Am Anfang der Siedlung Halen steht der Architekt Hans Brechbühler, der 1930/31 zwei Jahre bei Le Corbusier gearbeitet hatte. In den 1950er-Jahren hatte Brechbühler zu viele Angestellte und zu wenig Aufträge. 1955 gründeten fünf seiner Angestellten das “Atelier 5”.

“Die jungen Architekten wollten etwas machen aus ihrem Beruf. Darum planten sie den Bau von fünf zusammengebauten Einfamilienhäusern für den Eigengebrauch. Vorbild waren zwei nie realisierte Entwürfe von Le Corbusier”, erinnert sich Thormann.

Der Landbesitzer habe jedoch nicht lediglich einen Teil seines Landes verkaufen wollen, sondern “Alles oder nichts.
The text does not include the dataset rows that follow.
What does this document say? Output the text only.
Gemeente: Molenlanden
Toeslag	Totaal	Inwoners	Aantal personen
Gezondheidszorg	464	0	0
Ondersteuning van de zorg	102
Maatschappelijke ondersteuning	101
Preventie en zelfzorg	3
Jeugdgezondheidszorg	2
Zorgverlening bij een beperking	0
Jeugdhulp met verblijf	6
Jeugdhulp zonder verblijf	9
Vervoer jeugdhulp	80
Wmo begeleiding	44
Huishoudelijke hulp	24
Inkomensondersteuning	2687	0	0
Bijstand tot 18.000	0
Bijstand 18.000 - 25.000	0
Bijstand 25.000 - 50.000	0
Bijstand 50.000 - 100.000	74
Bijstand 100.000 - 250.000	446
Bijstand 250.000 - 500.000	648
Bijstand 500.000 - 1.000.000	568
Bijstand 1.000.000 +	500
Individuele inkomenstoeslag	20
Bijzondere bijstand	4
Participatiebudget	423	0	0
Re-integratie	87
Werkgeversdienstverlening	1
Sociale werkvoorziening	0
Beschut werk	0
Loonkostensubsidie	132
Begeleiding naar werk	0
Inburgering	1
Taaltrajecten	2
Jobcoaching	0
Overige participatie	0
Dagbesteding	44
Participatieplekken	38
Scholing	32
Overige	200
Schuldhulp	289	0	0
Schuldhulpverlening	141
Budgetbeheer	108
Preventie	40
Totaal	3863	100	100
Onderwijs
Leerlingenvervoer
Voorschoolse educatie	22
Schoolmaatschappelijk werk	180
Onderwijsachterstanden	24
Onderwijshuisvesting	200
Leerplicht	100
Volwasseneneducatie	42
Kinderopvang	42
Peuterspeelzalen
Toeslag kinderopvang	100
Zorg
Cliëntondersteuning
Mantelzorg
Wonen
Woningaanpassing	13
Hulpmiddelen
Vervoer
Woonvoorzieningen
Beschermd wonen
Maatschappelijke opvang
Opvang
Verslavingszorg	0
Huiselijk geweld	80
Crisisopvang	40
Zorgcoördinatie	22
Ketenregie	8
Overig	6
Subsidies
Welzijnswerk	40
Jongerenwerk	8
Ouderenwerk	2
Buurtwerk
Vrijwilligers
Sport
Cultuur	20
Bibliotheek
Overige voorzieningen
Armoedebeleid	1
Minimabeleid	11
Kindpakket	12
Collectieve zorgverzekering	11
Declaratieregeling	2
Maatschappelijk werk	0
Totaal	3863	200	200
So ist das Projekt entstanden”.

Anpassungsfähigkeit als Philosophie

Das “Projekt”, das sind 80 Wohneinheiten, unterschiedlich gross, aber mit analogem Grundriss, ein Dorfplatz, Gemeinschaftsräume, ein Schwimmbad, ein Laden, autofreie Gassen, eine zentrale Auto-Einstellhalle und eine Tankstelle – alles aus mittlerweile zu weiten Teilen grün überwuchertem Sichtbeton.
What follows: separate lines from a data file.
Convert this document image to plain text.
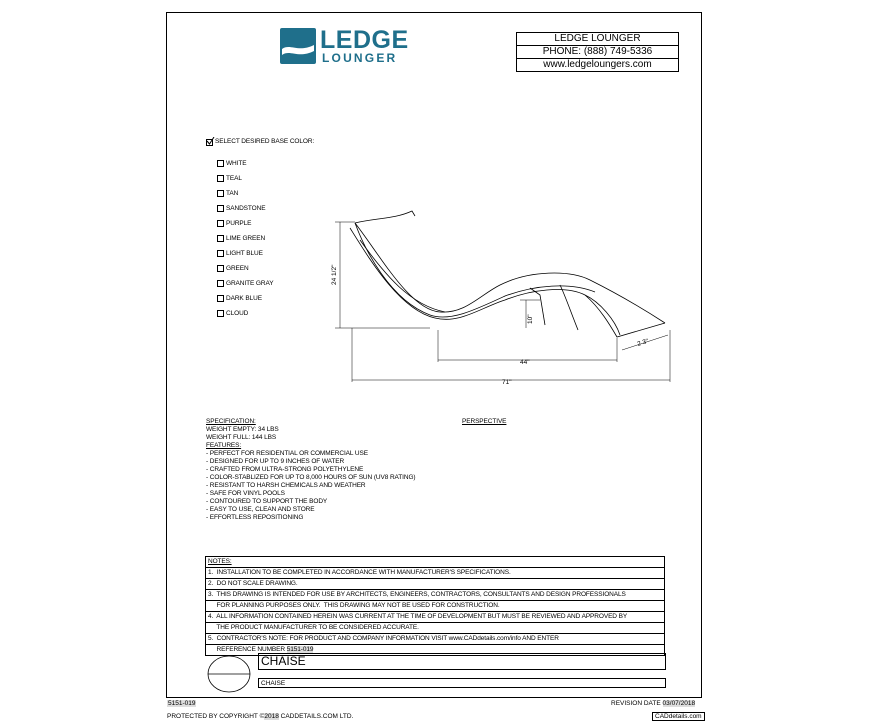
LEDGE
LOUNGER
LEDGE LOUNGER
PHONE: (888) 749-5336
www.ledgeloungers.com
SELECT DESIRED BASE COLOR:
WHITE
TEAL
TAN
SANDSTONE
PURPLE
LIME GREEN
LIGHT BLUE
GREEN
GRANITE GRAY
DARK BLUE
CLOUD
24 1/2"
10"
44"
71"
2 3"
SPECIFICATION:
WEIGHT EMPTY: 34 LBS
WEIGHT FULL: 144 LBS
FEATURES:
- PERFECT FOR RESIDENTIAL OR COMMERCIAL USE
- DESIGNED FOR UP TO 9 INCHES OF WATER
- CRAFTED FROM ULTRA-STRONG POLYETHYLENE
- COLOR-STABLIZED FOR UP TO 8,000 HOURS OF SUN (UV8 RATING)
- RESISTANT TO HARSH CHEMICALS AND WEATHER
- SAFE FOR VINYL POOLS
- CONTOURED TO SUPPORT THE BODY
- EASY TO USE, CLEAN AND STORE
- EFFORTLESS REPOSITIONING
PERSPECTIVE
NOTES:
1.  INSTALLATION TO BE COMPLETED IN ACCORDANCE WITH MANUFACTURER'S SPECIFICATIONS.
2.  DO NOT SCALE DRAWING.
3.  THIS DRAWING IS INTENDED FOR USE BY ARCHITECTS, ENGINEERS, CONTRACTORS, CONSULTANTS AND DESIGN PROFESSIONALS
FOR PLANNING PURPOSES ONLY.  THIS DRAWING MAY NOT BE USED FOR CONSTRUCTION.
4.  ALL INFORMATION CONTAINED HEREIN WAS CURRENT AT THE TIME OF DEVELOPMENT BUT MUST BE REVIEWED AND APPROVED BY
THE PRODUCT MANUFACTURER TO BE CONSIDERED ACCURATE.
5.  CONTRACTOR'S NOTE: FOR PRODUCT AND COMPANY INFORMATION VISIT www.CADdetails.com/info AND ENTER
REFERENCE NUMBER 5151-019
CHAISE
CHAISE
5151-019	REVISION DATE 03/07/2018
PROTECTED BY COPYRIGHT ©2018 CADDETAILS.COM LTD.	CADdetails.com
Seit 2003 steht die Siedlung Halen unter Denkmalschutz. “Ich bin davon nicht begeistert”, sagt Thormann: “Wir haben die Häuser so konzipiert, dass nur die Aussenmauern tragen. Die Zwischenwände können beliebig verschoben werden. Die Anpassungsfähigkeit an die Bedürfnisse, die Möglichkeit, die Räume neu einzuteilen, das gehört zur Philosophie.”

Veränderte Bedürfnisse

Dazu komme, dass sich die Welt seit dem Bau der Siedlung “massiv verändert” habe: “Die damaligen Käufer waren allesamt jüngere Familien mit zwei bis drei Kindern. Seither funktionieren viele Familien anders, die Gesellschaft überaltert.”

Thormann kann sich – “im Sinne der immer schon angedachten Flexibilität” – auch vorstellen, dass ganze Teile “abgebrochen und beispielsweise durch Alterswohnungen” ersetzt würden, “statt, dass die Leute in ihren grossen Wohnungen bleiben”.

Andreas Keiser, Herrenschwanden bei Bern, swissinfo.ch

1955 in Bern von den fünf Architekten Erwin Fritz, Samuel Gerber, Rolf Hesterberg, Hans Hostettler und Alfredo Pini gegründet.

1956 Aufnahme von Niklaus Morgenthaler und 1959 von Fritz Thormann.

Mit dem Bau der Siedlung Halen wurde das Atelier 5 in Architekturkreisen weltweit bekannt.

Das prototypische Bauen sowie die Arbeit in der Gruppe sind wesentliche Merkmale des Büros.

Dazu kommen der anfangs markante Bezug auf Le Corbusier und die seit der Gründung des Büros bis heute anhaltende Beschäftigung mit dem Baumaterial Beton.

Neben weiteren exemplarischen Wohnbebauungen (Thalmatt, Ried, Hamburg-Rotherbaum, Dreikönigshöfe-Mainz) entstanden beispielhafte Lösungen im Spitalbau (Spital Schwarzenburg), im Bauen in historischer Umgebung (Amtshaus Bern, Justizzentrum Potsdam, Bahnhof Bern) bei institutionellen und Gewerbebauten ( Hypovereinsbank Luxemburg) sowie bei städtebaulichen Arbeiten ( Port-Libben Prag, Erfurt Ringelberg).

In jüngster Zeit hat das Atelier 5 zudem Erfolge bei Nicht-Wohnungsbau-Projekten erreichen können: Neben der Fertigstellung des Justizzentrums in Potsdam und dem Umbau Bahnhof Biel, konnten es bei zwei internationalen Wettbewerben – neues Schauspielhaus und Sanierung der Oper in Köln und eine neue Synagoge in Potsdam – gute Platzierungen erlangen.

Das Atelier 5 hat regelmässig neue Partner aufgenommen und funktioniert noch heute als gleichberechtigte Architektengemeinschaft.